Conveyance duty, commonly known as stamp duty, is the tax you pay when you buy property in the ACT, whether it’s a home, land or commercial property. It’s essentially the fee you pay to transfer ownership of the asset into your name.
Since July 2021, the ACT Government has been reducing stamp duty and increasing threshold rates for both residential and commercial properties. The changes to residential rates have received much attention, but commercial properties have also been benefitting from the changes.
As announced in the ACT Government’s 2024–25 budget, from 1 July 2024, commercial properties with a dutiable value of $1,900,000 or less will now pay no conveyance duty. Where the value is greater than $1,900,000, a flat rate of 5 per cent will apply.
Commercial properties include offices, warehouses, factories, restaurants, hotels, caravan parks, shops and mixed-use properties.
Raine and Horne Commercial principal and managing director Mark Nicholls says the July threshold increase has stimulated commercial property investment in many ways.
Mark says small business owners who enter the commercial property market to operate their business from their owned premises could save a significant amount of money.
“If a buyer can save paying circa $80,000 in stamp duty, then this has a big impact on their initial outlay,” Mark says.
“The new threshold set at $1.9 million has certainly stimulated buyer activity for commercial properties in the sub-$1.9 million price bracket. This has ultimately assisted the smaller property investors and business owners to enter the commercial property market,” Mark says.
“Unfortunately for vendors who wish to sell a commercial building that’s worth between $1.9 million to around $2.2 million, it’s proving to be quite difficult to sell due to the majority of offers being set at $1.9 million.”
Mark says one important thing to note is that the threshold is inclusive of any GST that might be applicable.

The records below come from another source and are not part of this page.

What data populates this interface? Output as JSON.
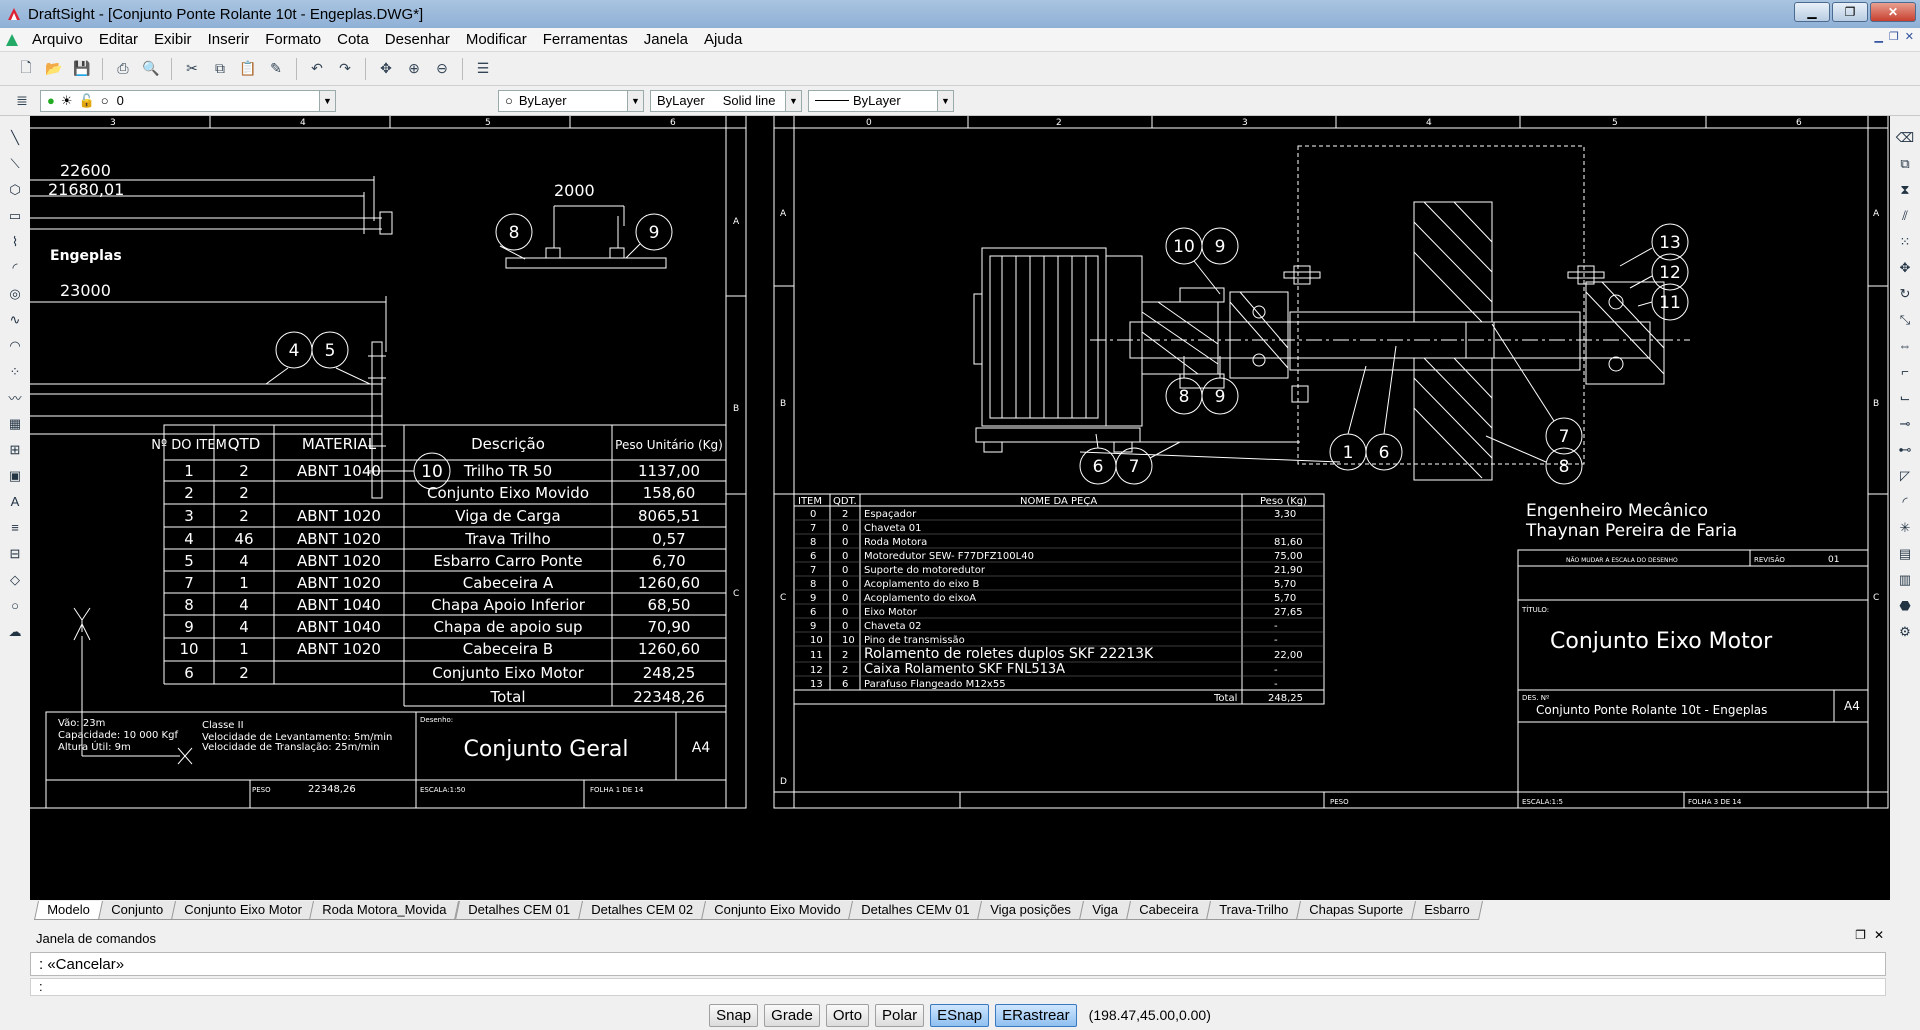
{
  "window": {
    "title": "DraftSight - [Conjunto Ponte Rolante 10t - Engeplas.DWG*]"
  },
  "menu": [
    "Arquivo",
    "Editar",
    "Exibir",
    "Inserir",
    "Formato",
    "Cota",
    "Desenhar",
    "Modificar",
    "Ferramentas",
    "Janela",
    "Ajuda"
  ],
  "layer": {
    "name": "0"
  },
  "props": {
    "color": "ByLayer",
    "linetype_scope": "ByLayer",
    "linetype": "Solid line",
    "lineweight": "ByLayer"
  },
  "drawing_left": {
    "dims": [
      "22600",
      "21680,01",
      "23000",
      "2000"
    ],
    "logo_text": "Engeplas",
    "balloons": [
      "8",
      "9",
      "4",
      "5",
      "10"
    ],
    "table_headers": [
      "Nº DO ITEM",
      "QTD",
      "MATERIAL",
      "Descrição",
      "Peso Unitário (Kg)"
    ],
    "rows": [
      {
        "item": "1",
        "qtd": "2",
        "mat": "ABNT 1040",
        "desc": "Trilho TR 50",
        "peso": "1137,00"
      },
      {
        "item": "2",
        "qtd": "2",
        "mat": "",
        "desc": "Conjunto Eixo Movido",
        "peso": "158,60"
      },
      {
        "item": "3",
        "qtd": "2",
        "mat": "ABNT 1020",
        "desc": "Viga de Carga",
        "peso": "8065,51"
      },
      {
        "item": "4",
        "qtd": "46",
        "mat": "ABNT 1020",
        "desc": "Trava Trilho",
        "peso": "0,57"
      },
      {
        "item": "5",
        "qtd": "4",
        "mat": "ABNT 1020",
        "desc": "Esbarro Carro Ponte",
        "peso": "6,70"
      },
      {
        "item": "7",
        "qtd": "1",
        "mat": "ABNT 1020",
        "desc": "Cabeceira A",
        "peso": "1260,60"
      },
      {
        "item": "8",
        "qtd": "4",
        "mat": "ABNT 1040",
        "desc": "Chapa Apoio Inferior",
        "peso": "68,50"
      },
      {
        "item": "9",
        "qtd": "4",
        "mat": "ABNT 1040",
        "desc": "Chapa de apoio sup",
        "peso": "70,90"
      },
      {
        "item": "10",
        "qtd": "1",
        "mat": "ABNT 1020",
        "desc": "Cabeceira B",
        "peso": "1260,60"
      },
      {
        "item": "6",
        "qtd": "2",
        "mat": "",
        "desc": "Conjunto Eixo Motor",
        "peso": "248,25"
      }
    ],
    "total_label": "Total",
    "total_value": "22348,26",
    "spec": [
      "Vão: 23m",
      "Capacidade: 10 000 Kgf",
      "Altura Útil: 9m",
      "Classe II",
      "Velocidade de Levantamento: 5m/min",
      "Velocidade de Translação: 25m/min"
    ],
    "title_label": "Desenho:",
    "title": "Conjunto Geral",
    "sheet": "A4",
    "peso_label": "PESO",
    "peso": "22348,26",
    "escala": "ESCALA:1:50",
    "folha": "FOLHA 1 DE 14"
  },
  "drawing_right": {
    "balloons": [
      "10",
      "9",
      "13",
      "12",
      "11",
      "8",
      "9",
      "6",
      "7",
      "1",
      "6",
      "7",
      "8"
    ],
    "bom_headers": [
      "ITEM",
      "QDT.",
      "NOME DA PEÇA",
      "Peso (Kg)"
    ],
    "bom": [
      {
        "item": "0",
        "qtd": "2",
        "nome": "Espaçador",
        "peso": "3,30"
      },
      {
        "item": "7",
        "qtd": "0",
        "nome": "Chaveta 01",
        "peso": ""
      },
      {
        "item": "8",
        "qtd": "0",
        "nome": "Roda Motora",
        "peso": "81,60"
      },
      {
        "item": "6",
        "qtd": "0",
        "nome": "Motoredutor SEW- F77DFZ100L40",
        "peso": "75,00"
      },
      {
        "item": "7",
        "qtd": "0",
        "nome": "Suporte do motoredutor",
        "peso": "21,90"
      },
      {
        "item": "8",
        "qtd": "0",
        "nome": "Acoplamento do eixo B",
        "peso": "5,70"
      },
      {
        "item": "9",
        "qtd": "0",
        "nome": "Acoplamento do eixoA",
        "peso": "5,70"
      },
      {
        "item": "6",
        "qtd": "0",
        "nome": "Eixo  Motor",
        "peso": "27,65"
      },
      {
        "item": "9",
        "qtd": "0",
        "nome": "Chaveta 02",
        "peso": "-"
      },
      {
        "item": "10",
        "qtd": "10",
        "nome": "Pino de transmissão",
        "peso": "-"
      },
      {
        "item": "11",
        "qtd": "2",
        "nome": "Rolamento de roletes duplos SKF 22213K",
        "peso": "22,00"
      },
      {
        "item": "12",
        "qtd": "2",
        "nome": "Caixa Rolamento SKF FNL513A",
        "peso": "-"
      },
      {
        "item": "13",
        "qtd": "6",
        "nome": "Parafuso Flangeado M12x55",
        "peso": "-"
      }
    ],
    "total_label": "Total",
    "total": "248,25",
    "engineer_title": "Engenheiro Mecânico",
    "engineer_name": "Thaynan Pereira de Faria",
    "note": "NÃO MUDAR A ESCALA DO DESENHO",
    "revision_label": "REVISÃO",
    "revision": "01",
    "title_label": "TÍTULO:",
    "title": "Conjunto Eixo Motor",
    "des_label": "DES. Nº",
    "des": "Conjunto Ponte Rolante 10t - Engeplas",
    "sheet": "A4",
    "peso_label": "PESO",
    "escala": "ESCALA:1:5",
    "folha": "FOLHA 3 DE 14"
  },
  "tabs": [
    "Modelo",
    "Conjunto",
    "Conjunto Eixo Motor",
    "Roda Motora_Movida",
    "Detalhes CEM 01",
    "Detalhes CEM 02",
    "Conjunto Eixo Movido",
    "Detalhes CEMv 01",
    "Viga posições",
    "Viga",
    "Cabeceira",
    "Trava-Trilho",
    "Chapas Suporte",
    "Esbarro"
  ],
  "command": {
    "header": "Janela de comandos",
    "output": ": «Cancelar»",
    "prompt": ":"
  },
  "status": {
    "buttons": [
      "Snap",
      "Grade",
      "Orto",
      "Polar",
      "ESnap",
      "ERastrear"
    ],
    "coords": "(198.47,45.00,0.00)"
  }
}
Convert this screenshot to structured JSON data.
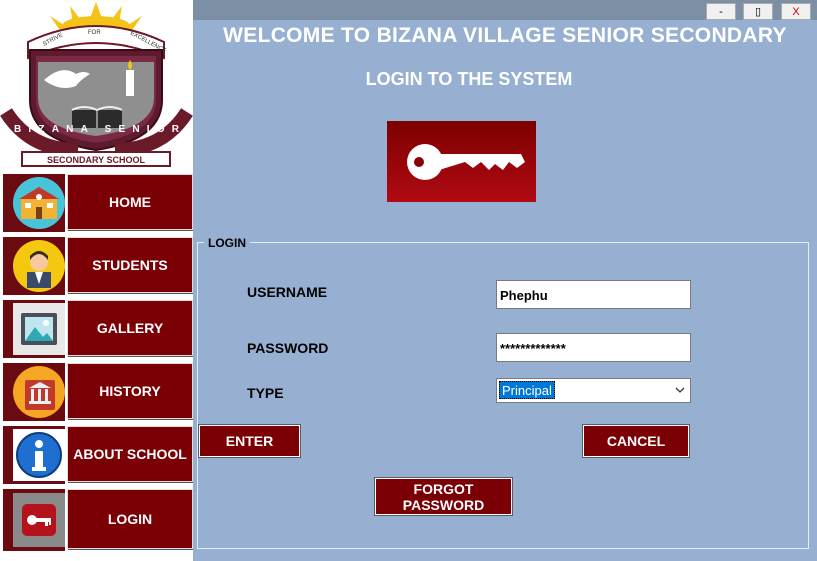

“If the vendor is GST registered, and the property is sold with vacant possession, then this essentially reduces the threshold from $1,900,000 to $1,727,272,” Mark says.
“But if someone is buying a commercial property with an existing lease in place, then GST is treated as a ‘supply of a going concern’ and is therefore not applicable.”
As the threshold for calculating stamp duty on property continues to change, Velocity Conveyancing director Peter Romano says it is important for purchasers to be informed and up to date.
There are more than 60 categories eligible for the stamp duty concessions in the ACT from 2024, and Peter says when applying for the concessions, it is essential to be as informed as possible when finding out your eligibility.
“It’s important not to play the guessing game. Purchasers need as much accurate information as possible to establish their eligibility,” Peter says.
Peter recommends that when it comes to checking eligibility for concessions, do your research before going to your conveyancer for advice.
“There are plenty of online stamp duty calculator tests you can take to check your eligibility, but it is best to use the ACT Revenue Office one,” Peter says.
“It’s really important to analyse your situation first and foremost, do your research, fill out your forms and make sure to update them if anything changes, from a financial or personal point of view, that might impact your loan repayments or stamp duty eligibility.
“But when it comes to the ongoing fluctuations with stamp duty, it is important to remember what the threshold was when you signed your original contract because that’s what you will be paying regardless of what changes between the day you sign and the day you settle.”
Peter says as long as the prices of property continue to increase, the threshold should continue to increase with it, but that’s for the government to decide.